Dalam situasi perceraian, aturan terkait harta bersama diatur oleh Pasal 35 Undang-Undang Nomor 1 Tahun 1974 tentang Perkawinan. Ketika perkawinan berakhir, pembagian harta bersama disesuaikan dengan hukum agama, adat, dan hukum lainnya.
Definisi harta kekayaan dalam perkawinan, termasuk harta bersama, dijelaskan dalam Pasal 1 huruf f Kompilasi Hukum Islam. Ini melibatkan harta yang diperoleh selama pernikahan, seperti uang, kendaraan, atau barang yang dibeli atau diberikan kepada suami-istri dari penghasilan mereka bersama. Harta bersama juga mencakup aset yang diperoleh melalui kredit, dan status kreditnya tetap menjadi bagian dari harta bersama.
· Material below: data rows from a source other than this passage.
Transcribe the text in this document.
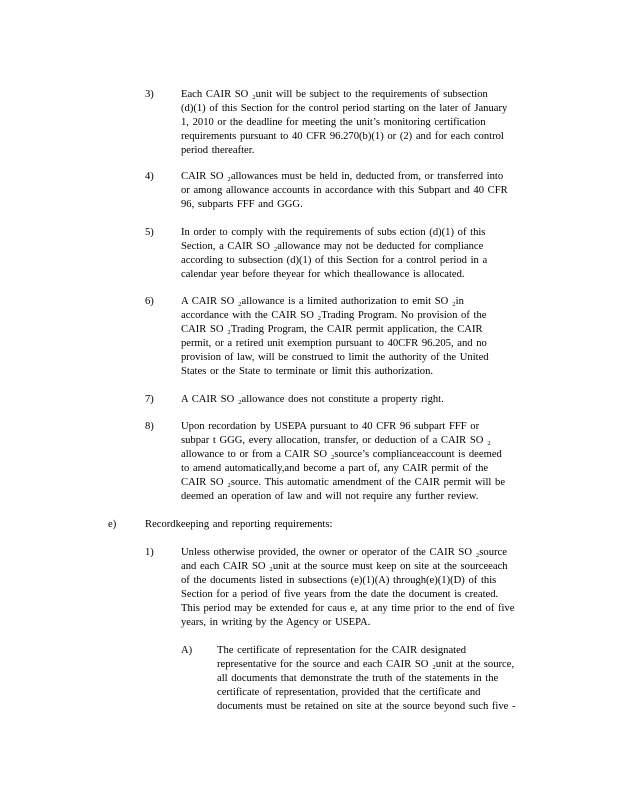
3)	Each CAIR SO ₂unit will be subject to the requirements of subsection
(d)(1) of this Section for the control period starting on the later of January
1, 2010 or the deadline for meeting the unit’s monitoring certification
requirements pursuant to 40 CFR 96.270(b)(1) or (2) and for each control
period thereafter.
4)	CAIR SO ₂allowances must be held in, deducted from, or transferred into
or among allowance accounts in accordance with this Subpart and 40 CFR
96, subparts FFF and GGG.
5)	In order to comply with the requirements of subs ection (d)(1) of this
Section, a CAIR SO ₂allowance may not be deducted for compliance
according to subsection (d)(1) of this Section for a control period in a
calendar year before theyear for which theallowance is allocated.
6)	A CAIR SO ₂allowance is a limited authorization to emit SO ₂in
accordance with the CAIR SO ₂Trading Program. No provision of the
CAIR SO ₂Trading Program, the CAIR permit application, the CAIR
permit, or a retired unit exemption pursuant to 40CFR 96.205, and no
provision of law, will be construed to limit the authority of the United
States or the State to terminate or limit this authorization.
7)	A CAIR SO ₂allowance does not constitute a property right.
8)	Upon recordation by USEPA pursuant to 40 CFR 96 subpart FFF or
subpar t GGG, every allocation, transfer, or deduction of a CAIR SO ₂
allowance to or from a CAIR SO ₂source’s complianceaccount is deemed
to amend automatically,and become a part of, any CAIR permit of the
CAIR SO ₂source. This automatic amendment of the CAIR permit will be
deemed an operation of law and will not require any further review.
e)	Recordkeeping and reporting requirements:
1)	Unless otherwise provided, the owner or operator of the CAIR SO ₂source
and each CAIR SO ₂unit at the source must keep on site at the sourceeach
of the documents listed in subsections (e)(1)(A) through(e)(1)(D) of this
Section for a period of five years from the date the document is created.
This period may be extended for caus e, at any time prior to the end of five
years, in writing by the Agency or USEPA.
A) The certificate of representation for the CAIR designated
representative for the source and each CAIR SO ₂unit at the source,
all documents that demonstrate the truth of the statements in the
certificate of representation, provided that the certificate and
documents must be retained on site at the source beyond such five -
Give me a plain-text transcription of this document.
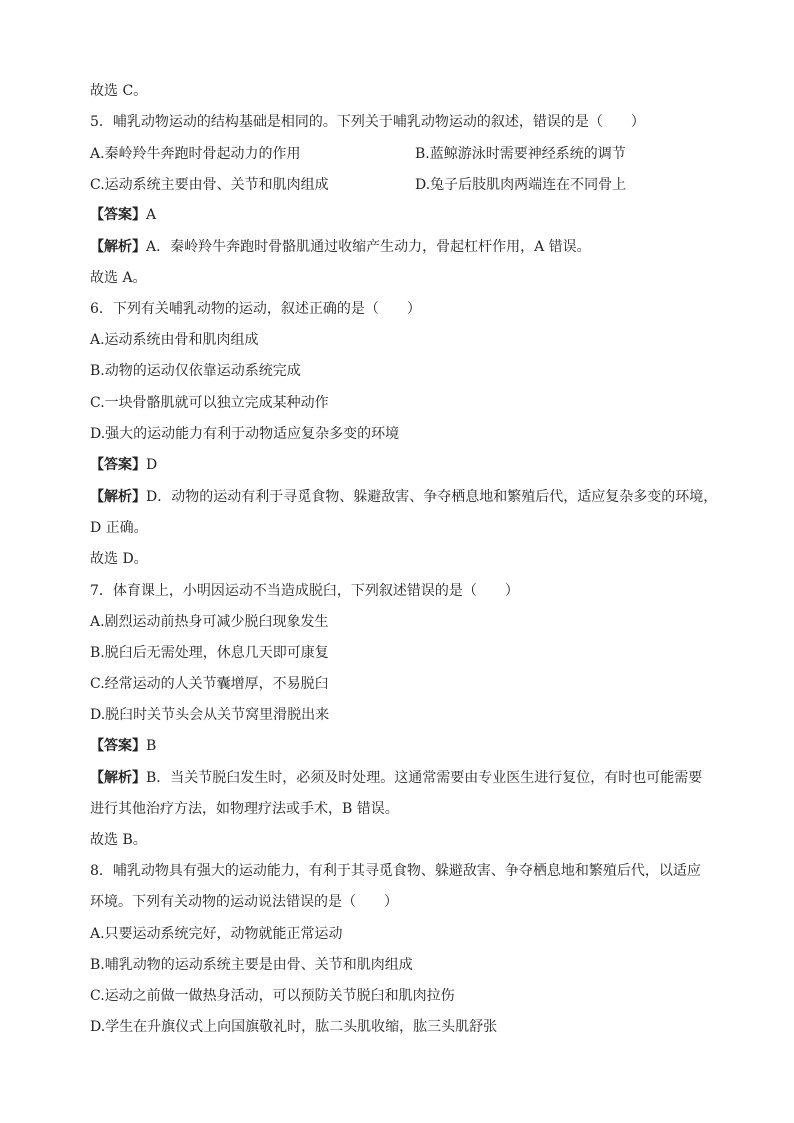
故选 C。
5．哺乳动物运动的结构基础是相同的。下列关于哺乳动物运动的叙述，错误的是（　　）
A.秦岭羚牛奔跑时骨起动力的作用	B.蓝鲸游泳时需要神经系统的调节
C.运动系统主要由骨、关节和肌肉组成	D.兔子后肢肌肉两端连在不同骨上
【答案】A
【解析】A．秦岭羚牛奔跑时骨骼肌通过收缩产生动力，骨起杠杆作用，A 错误。
故选 A。
6．下列有关哺乳动物的运动，叙述正确的是（　　）
A.运动系统由骨和肌肉组成
B.动物的运动仅依靠运动系统完成
C.一块骨骼肌就可以独立完成某种动作
D.强大的运动能力有利于动物适应复杂多变的环境
【答案】D
【解析】D．动物的运动有利于寻觅食物、躲避敌害、争夺栖息地和繁殖后代，适应复杂多变的环境，
D 正确。
故选 D。
7．体育课上，小明因运动不当造成脱臼，下列叙述错误的是（　　）
A.剧烈运动前热身可减少脱臼现象发生
B.脱臼后无需处理，休息几天即可康复
C.经常运动的人关节囊增厚，不易脱臼
D.脱臼时关节头会从关节窝里滑脱出来
【答案】B
【解析】B．当关节脱臼发生时，必须及时处理。这通常需要由专业医生进行复位，有时也可能需要
进行其他治疗方法，如物理疗法或手术，B 错误。
故选 B。
8．哺乳动物具有强大的运动能力，有利于其寻觅食物、躲避敌害、争夺栖息地和繁殖后代，以适应
环境。下列有关动物的运动说法错误的是（　　）
A.只要运动系统完好，动物就能正常运动
B.哺乳动物的运动系统主要是由骨、关节和肌肉组成
C.运动之前做一做热身活动，可以预防关节脱臼和肌肉拉伤
D.学生在升旗仪式上向国旗敬礼时，肱二头肌收缩，肱三头肌舒张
Dalam beberapa kasus, pasangan suami-istri dapat memiliki harta bersama yang masih dalam proses kredit di bank. Penyelesaian terhadap hal ini biasanya melibatkan diskusi di antara pasangan. Menurut Pasal 32 ayat (2) UU Perkawinan, pemilihan rumah tempat tinggal (harta kredit) ditentukan bersama oleh suami-istri.
Apabila terjadi perceraian, Pasal 37 UU Perkawinan menyatakan bahwa harta bersama akan diatur sesuai dengan hukum masing-masing pihak. Hakim dapat memberikan beberapa keputusan terkait harta bersama yang masih dalam kredit, seperti menjualnya melalui over kredit kepada pihak ketiga atau menentukan tanggungan sisa hutang kepada mantan suami dan mantan istri.
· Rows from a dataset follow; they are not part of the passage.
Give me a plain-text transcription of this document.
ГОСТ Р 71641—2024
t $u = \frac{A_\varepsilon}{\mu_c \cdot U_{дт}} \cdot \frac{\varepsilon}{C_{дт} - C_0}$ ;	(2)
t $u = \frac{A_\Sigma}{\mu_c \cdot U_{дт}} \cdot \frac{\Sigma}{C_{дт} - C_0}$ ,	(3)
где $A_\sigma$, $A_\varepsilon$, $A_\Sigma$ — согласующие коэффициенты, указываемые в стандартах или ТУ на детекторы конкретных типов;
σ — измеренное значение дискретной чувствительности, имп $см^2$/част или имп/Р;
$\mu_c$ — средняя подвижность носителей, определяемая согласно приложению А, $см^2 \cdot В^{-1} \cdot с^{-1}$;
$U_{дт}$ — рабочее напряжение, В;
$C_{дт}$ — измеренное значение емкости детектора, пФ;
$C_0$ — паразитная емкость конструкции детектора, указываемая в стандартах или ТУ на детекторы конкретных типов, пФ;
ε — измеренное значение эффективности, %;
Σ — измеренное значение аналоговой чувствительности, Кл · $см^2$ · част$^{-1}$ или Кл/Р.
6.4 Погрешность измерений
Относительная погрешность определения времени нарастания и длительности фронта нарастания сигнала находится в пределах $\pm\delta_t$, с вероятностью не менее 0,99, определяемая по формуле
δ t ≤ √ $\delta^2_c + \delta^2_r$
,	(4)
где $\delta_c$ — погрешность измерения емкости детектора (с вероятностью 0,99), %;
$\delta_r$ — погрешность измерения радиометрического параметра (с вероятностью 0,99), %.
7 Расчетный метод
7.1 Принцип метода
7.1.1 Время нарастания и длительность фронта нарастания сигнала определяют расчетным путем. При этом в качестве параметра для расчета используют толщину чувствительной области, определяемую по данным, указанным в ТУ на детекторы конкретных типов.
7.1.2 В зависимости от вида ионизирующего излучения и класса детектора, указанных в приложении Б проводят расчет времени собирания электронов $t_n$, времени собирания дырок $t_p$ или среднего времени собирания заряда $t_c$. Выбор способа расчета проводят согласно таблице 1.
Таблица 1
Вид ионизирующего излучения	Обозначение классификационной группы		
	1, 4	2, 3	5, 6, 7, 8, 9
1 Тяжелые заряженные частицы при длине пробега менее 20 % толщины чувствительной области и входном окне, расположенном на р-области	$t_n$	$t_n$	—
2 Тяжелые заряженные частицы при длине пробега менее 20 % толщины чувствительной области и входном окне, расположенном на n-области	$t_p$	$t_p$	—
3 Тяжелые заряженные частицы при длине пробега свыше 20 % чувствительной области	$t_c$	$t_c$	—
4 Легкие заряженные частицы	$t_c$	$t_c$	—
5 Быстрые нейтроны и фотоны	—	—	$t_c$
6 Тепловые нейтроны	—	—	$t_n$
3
Namun, tidak semua kasus pembagian harta gono gini yang masih dalam kredit diterima oleh pengadilan, sesuai dengan ketentuan SEMA No. 3 Tahun 2018 tentang Pemberlakuan Rapat Pleno Kamar MA Tahun 2018.
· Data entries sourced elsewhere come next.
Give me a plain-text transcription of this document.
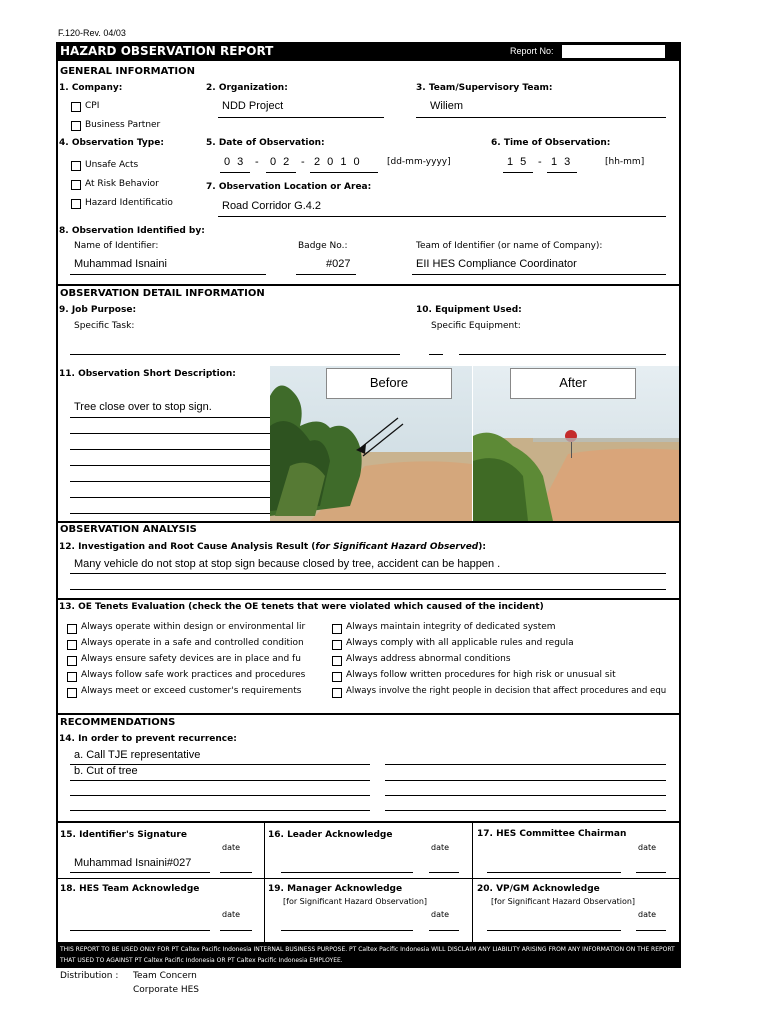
F.120-Rev. 04/03
HAZARD OBSERVATION REPORT	Report No:
GENERAL INFORMATION
1. Company:
CPI
Business Partner
2. Organization:
NDD Project
3. Team/Supervisory Team:
Wiliem
4. Observation Type:
Unsafe Acts
At Risk Behavior
Hazard Identificatio
5. Date of Observation:
0 3 - 0 2 - 2 0 1 0	[dd-mm-yyyy]
6. Time of Observation:
1 5 - 1 3	[hh-mm]
7. Observation Location or Area:
Road Corridor G.4.2
8. Observation Identified by:
Name of Identifier:
Muhammad Isnaini
Badge No.:
#027
Team of Identifier (or name of Company):
EII HES Compliance Coordinator
OBSERVATION DETAIL INFORMATION
9. Job Purpose:
Specific Task:
10. Equipment Used:
Specific Equipment:
11. Observation Short Description:
Tree close over to stop sign.
Before	After
OBSERVATION ANALYSIS
12. Investigation and Root Cause Analysis Result (for Significant Hazard Observed):
Many vehicle do not stop at stop sign because closed by tree, accident can be happen .
13. OE Tenets Evaluation (check the OE tenets that were violated which caused of the incident)
Always operate within design or environmental lir
Always operate in a safe and controlled condition
Always ensure safety devices are in place and fu
Always follow safe work practices and procedures
Always meet or exceed customer's requirements
Always maintain integrity of dedicated system
Always comply with all applicable rules and regula
Always address abnormal conditions
Always follow written procedures for high risk or unusual sit
Always involve the right people in decision that affect procedures and equ
RECOMMENDATIONS
14. In order to prevent recurrence:
a. Call TJE representative
b. Cut of tree
15. Identifier's Signature
date
Muhammad Isnaini#027
16. Leader Acknowledge
date
17. HES Committee Chairman
date
18. HES Team Acknowledge
date
19. Manager Acknowledge
[for Significant Hazard Observation]
date
20. VP/GM Acknowledge
[for Significant Hazard Observation]
date
THIS REPORT TO BE USED ONLY FOR PT Caltex Pacific Indonesia INTERNAL BUSINESS PURPOSE. PT Caltex Pacific Indonesia WILL DISCLAIM ANY LIABILITY ARISING FROM ANY INFORMATION ON THE REPORT THAT USED TO AGAINST PT Caltex Pacific Indonesia OR PT Caltex Pacific Indonesia EMPLOYEE.
Distribution : Team Concern
Corporate HES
Keputusan mengenai nasib harta yang masih dalam kredit perlu dicermati oleh suami-istri, apakah akan dijual, diserahkan kepada salah satu pihak, atau dihibahkan kepada pihak ketiga. Pembayaran kredit tetap menjadi tanggung jawab bersama suami-istri, dan bank tidak campur tangan dalam urusan pribadi mereka. Kesepakatan perlu dibuat mengenai pembayaran kredit dan penentuan nasib harta kredit untuk memastikan kelancaran proses perceraian.